Le 28 juillet 2010, le leader de la microfinance indienne, SKS Microfinance, annonce son introduction à la bourse de Bombay, ouvrant ainsi 22 % de son capital aux investisseurs institutionnels et privés, permettant ainsi un apport de 350 millions de dollar. Quelques mois plus tard, les bilans publiés présentent un doublement de ses profits. Aujourd’hui, alors que la microfinance essuie de nombreux revers en Inde et doit faire face à une critique grandissante, le débat est relancé : la financiarisation du microcrédit est-elle compatible avec les valeurs qu’il promeut ?
Une étape nécessaire ?
Le fondateur et président de SKS Microfinance, Vikram Akula, présente cette étape comme nécessaire, arguant du fait que l’offre de fonds pour les microcrédits ne satisfait même pas 10 % de la demande. «Le seul moyen d’attirer les capitaux n’est plus seulement d’être rentable, mais d’être extrêmement rentable» se justifie-t-il. L’introduction en bourse est donc selon lui le seul moyen de continuer à se développer, ce afin d’étendre le progrès social. En somme la financiarisation de la microfinance permettrait son existence future et la pérennité de ses valeurs. Cependant, cette explication ne satisfait nullement la quasi-totalité des autres acteurs du secteur qui s’accordent à dire que la cotation boursière des institutions de microfinance (IMF) va totalement à l’encontre des principes du microcrédit.
Le Microcrédit ne doit pas perdre de vue son objectif : lutter efficacement contre la pauvreté
Celui qu’on en présente comme le père fondateur, Muhammad Yunus, s’insurge : «Le microcrédit ne doit pas être présenté comme une opportunité de gagner de l’argent.

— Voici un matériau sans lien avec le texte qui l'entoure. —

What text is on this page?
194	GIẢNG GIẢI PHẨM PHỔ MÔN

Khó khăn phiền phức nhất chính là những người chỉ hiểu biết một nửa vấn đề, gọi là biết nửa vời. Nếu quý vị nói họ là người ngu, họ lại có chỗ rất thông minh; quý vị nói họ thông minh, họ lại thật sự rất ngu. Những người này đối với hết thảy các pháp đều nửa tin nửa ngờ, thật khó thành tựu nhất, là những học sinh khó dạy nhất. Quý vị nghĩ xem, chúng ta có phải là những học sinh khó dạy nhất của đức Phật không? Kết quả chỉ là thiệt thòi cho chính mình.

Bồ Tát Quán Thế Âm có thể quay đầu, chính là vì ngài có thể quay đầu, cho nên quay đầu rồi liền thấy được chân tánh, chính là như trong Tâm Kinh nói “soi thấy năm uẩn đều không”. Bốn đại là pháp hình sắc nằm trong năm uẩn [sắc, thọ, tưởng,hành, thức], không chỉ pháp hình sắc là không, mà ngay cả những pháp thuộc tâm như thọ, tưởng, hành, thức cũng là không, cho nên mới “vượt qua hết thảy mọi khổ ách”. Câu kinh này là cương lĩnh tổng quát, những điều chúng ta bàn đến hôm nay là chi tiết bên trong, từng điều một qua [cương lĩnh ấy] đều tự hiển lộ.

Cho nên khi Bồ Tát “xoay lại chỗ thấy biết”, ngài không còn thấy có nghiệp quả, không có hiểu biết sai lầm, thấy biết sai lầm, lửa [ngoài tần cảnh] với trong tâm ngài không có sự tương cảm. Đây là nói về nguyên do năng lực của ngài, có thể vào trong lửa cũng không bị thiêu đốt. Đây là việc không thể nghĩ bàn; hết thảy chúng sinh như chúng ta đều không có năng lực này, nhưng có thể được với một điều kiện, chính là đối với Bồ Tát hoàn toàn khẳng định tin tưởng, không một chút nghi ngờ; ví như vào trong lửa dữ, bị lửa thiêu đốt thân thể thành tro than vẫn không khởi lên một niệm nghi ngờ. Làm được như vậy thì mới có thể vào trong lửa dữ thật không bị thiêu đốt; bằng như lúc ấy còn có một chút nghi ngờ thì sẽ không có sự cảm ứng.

Cette introduction en bourse envoie un mauvais message». En effet il doute de la capacité de SKS à remplir sa mission sociale dans le cadre d’une logique de maximisation des profits, que la cotation boursière induira forcément en plaçant les intérêts des actionnaires avant ceux des emprunteurs.
Endettement et harcèlement
Au regard de l’actualité en Inde, force est de constater que ses craintes étaient fondées. En novembre dernier, le gouvernement de l’Andra Pradesh, état indien doté du plus grand nombre d’IMF, a promulgué une loi prévoyant de lourdes condamnations pour le « harcèlement » des agents de crédit envers les emprunteurs. Cette mesure législative exceptionnelle a été votée en réponse aux 85 suicides de personnes surendettées – en partie auprès de SKS – qui avaient eu lieu dans cet état au cours des derniers mois. Le microcrédit peut désormais donc susciter le mal-être extrême alors qu’il doit normalement être vecteur de progrès social, et l’on peut légitimement supposer que la cotation boursière des IMF aggrave cela.
Une mutation vers de simples crédits à la consommation
Ce surendettement est révélateur d’un autre problème que soulève la cotation boursière des IMF : la mutation des microcrédits initialement prévus pour l’entrepreneuriat en de simples crédits à la consommation. En effet dans l’idée du microcrédit, le problème du remboursement n’intervient pas puisque les prêts servent à financer des projets d’entreprise dont les revenus futurs permettront le remboursement. Certes la cotation en bourse n’est pas l’unique responsable de cette dérive, mais elle y contribue fortement enaugmentant considérablement l’offre, offre à laquelle l’IMF doit obligatoirement trouver preneur afin de satisfaire ses actionnaires, quitte à ce que les emprunteurs ne répondent pas aux critères initiaux. Enfin, même sur le plan financier cette cotation en bourse des IMF n’augure rien de bon.
Vers une bulle spéculative à l’américaine ?
Certains craignent la formation en Inde d’une bulle spéculative similaire à la bulle des subprimes aux Etats-Unis en 2008. Le microcrédit étant perçu comme un placement sûr, grâce à des taux de remboursement élevés et des taux d’intérêt importants (environ 25 %), la spéculation fait rage. Ces symptômes, qui rappellent ceux de la bulle des subprimes, sont très inquiétants, d’autant plus que, malgré une forte croissance, l’Inde demeureun colosse aux pieds d’argile qui n’aurait pas les armes pour affronter une telle crise.